NGO transparency bill passes first Knesset reading

The Knesset on Monday approved by a 50-43 margin the first reading of the controversial NGO transparency bill.

The bill, sponsored by Justice Minister Ayelet Shaked, seeks to impose new transparency regulations on Israeli nonprofit groups that receive funds from foreign governments or bodies such as the European Union. The bill would require nongovernmental organizations to give details of overseas donations in all their official publications if more than half their funding comes from such entities.

Monday’s vote came after an hours-long stormy debate on the Knesset floor. Shaked said opponents of the bill did not have a valid justification for their position. “Anyone watching from the side can see that your opposition long ago shifted from ideological opposition to opposition based on paranoia,” Shaked told the bill’s opponents.

To become law, the bill needs to pass three votes in the Knesset. After the approval of the first reading on Monday, the bill now goes to a committee for final drafting before a second and third vote at a separate parliamentary session.

The U.S. and EU have raised concerns publicly and privately about the bill.

Opponents of the bill claim it is discriminatory because groups that oppose the Israeli government’s policies toward the Palestinians are the main recipients of money from foreign governments and the EU.

Private funds from overseas are not addressed in the bill.

Prime Minister Benjamin Netanyahu has defended the bill as being “democratic and necessary.” Addressing Likud members last week, Netanyahu drew parallels with Spain’s Basque country where various separatist groups used peaceful or violent means to further their cause. “Try to imagine Israel funding Basque independence organizations,” Netanyahu said.

More than 30,000 NGOs are registered in Israel, about half of them active. Around 70 of those groups deal with the Israeli-Palestinian conflict and receive funds either from the EU as a whole, or individual member governments, including Denmark, Sweden and Belgium, as well as nonmember Norway.

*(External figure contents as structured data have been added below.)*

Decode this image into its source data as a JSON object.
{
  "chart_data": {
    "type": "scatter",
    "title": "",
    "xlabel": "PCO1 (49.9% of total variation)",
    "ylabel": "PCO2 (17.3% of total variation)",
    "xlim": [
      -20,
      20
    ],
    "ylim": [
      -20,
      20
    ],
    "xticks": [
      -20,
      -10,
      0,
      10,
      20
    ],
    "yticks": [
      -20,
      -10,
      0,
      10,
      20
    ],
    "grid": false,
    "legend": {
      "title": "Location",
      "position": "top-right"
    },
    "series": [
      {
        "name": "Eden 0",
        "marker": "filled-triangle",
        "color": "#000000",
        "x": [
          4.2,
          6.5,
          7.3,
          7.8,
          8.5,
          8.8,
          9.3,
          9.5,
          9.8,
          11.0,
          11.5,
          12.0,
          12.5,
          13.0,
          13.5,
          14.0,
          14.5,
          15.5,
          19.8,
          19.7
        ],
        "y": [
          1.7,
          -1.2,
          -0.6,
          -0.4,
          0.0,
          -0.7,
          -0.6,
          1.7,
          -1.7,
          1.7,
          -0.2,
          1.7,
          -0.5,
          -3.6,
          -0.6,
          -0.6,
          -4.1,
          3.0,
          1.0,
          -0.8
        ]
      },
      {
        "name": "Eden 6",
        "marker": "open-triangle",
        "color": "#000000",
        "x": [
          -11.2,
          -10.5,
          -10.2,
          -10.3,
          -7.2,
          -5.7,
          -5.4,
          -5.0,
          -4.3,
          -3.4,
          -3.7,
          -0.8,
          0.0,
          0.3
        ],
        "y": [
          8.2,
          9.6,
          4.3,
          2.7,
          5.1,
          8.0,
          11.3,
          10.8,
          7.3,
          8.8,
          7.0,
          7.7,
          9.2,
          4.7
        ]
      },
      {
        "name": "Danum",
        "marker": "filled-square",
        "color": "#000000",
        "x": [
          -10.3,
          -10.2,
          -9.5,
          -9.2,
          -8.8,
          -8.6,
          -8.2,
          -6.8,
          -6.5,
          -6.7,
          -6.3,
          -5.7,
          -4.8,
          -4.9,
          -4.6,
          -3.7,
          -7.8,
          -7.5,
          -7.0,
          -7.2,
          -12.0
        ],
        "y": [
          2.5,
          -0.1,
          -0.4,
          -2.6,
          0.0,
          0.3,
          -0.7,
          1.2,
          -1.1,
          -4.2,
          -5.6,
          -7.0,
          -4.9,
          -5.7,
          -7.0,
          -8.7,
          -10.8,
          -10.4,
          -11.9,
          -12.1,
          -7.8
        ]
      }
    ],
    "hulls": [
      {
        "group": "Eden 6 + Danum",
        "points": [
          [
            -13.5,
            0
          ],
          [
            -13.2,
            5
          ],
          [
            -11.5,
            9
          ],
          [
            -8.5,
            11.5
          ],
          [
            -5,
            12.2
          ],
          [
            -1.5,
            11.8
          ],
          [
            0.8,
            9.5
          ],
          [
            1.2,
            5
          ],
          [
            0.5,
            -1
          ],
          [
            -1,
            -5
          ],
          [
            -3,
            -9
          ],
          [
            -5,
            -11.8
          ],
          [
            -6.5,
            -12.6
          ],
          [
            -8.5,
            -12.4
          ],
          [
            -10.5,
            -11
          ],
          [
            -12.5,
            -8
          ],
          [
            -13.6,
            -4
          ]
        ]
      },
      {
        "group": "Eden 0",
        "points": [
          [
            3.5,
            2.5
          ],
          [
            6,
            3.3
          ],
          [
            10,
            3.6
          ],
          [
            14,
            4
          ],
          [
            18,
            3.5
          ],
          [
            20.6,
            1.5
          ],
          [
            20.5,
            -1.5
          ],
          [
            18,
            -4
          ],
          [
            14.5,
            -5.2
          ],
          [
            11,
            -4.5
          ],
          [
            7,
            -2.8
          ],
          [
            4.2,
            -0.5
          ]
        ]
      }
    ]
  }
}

Once the bill reaches a Knesset committee for fine-tuning, lawmakers are likely to focus on the possible removal of a widely-criticized clause that would require representatives of foreign government-funded NGOs to wear special identification badges when they visit the Knesset.

Shaked has said she was determined to crack down on those groups that take foreign money and then criticize Israel, accusing some NGOs of “eroding the legitimacy of Israel to exist as a Jewish and democratic state.”

Several weeks ago, U.S. Ambassador to Israel Dan Shapiro met with Shaked to discuss the bill and took the unusual step of issuing a statement expressing Washington’s concern and the need for governments to “protect free expression and peaceful dissent.”

More recently, 50 members of the European Parliament sent a letter to all Knesset members, urging them to vote against the bill.

Likud MK Nava Boker said she was “shocked” to receive the letter. “Perhaps the members of the European Parliament are confused or maybe they are used to activating their foreign agents here,” Boker said. “I am committed only to the people of Israel. The State of Israel is a sovereign nation and we will not tolerate this insolent foreign intervention. The NGO bill is an excellent bill and the Europeans better get the hint — leave the State of Israel alone.”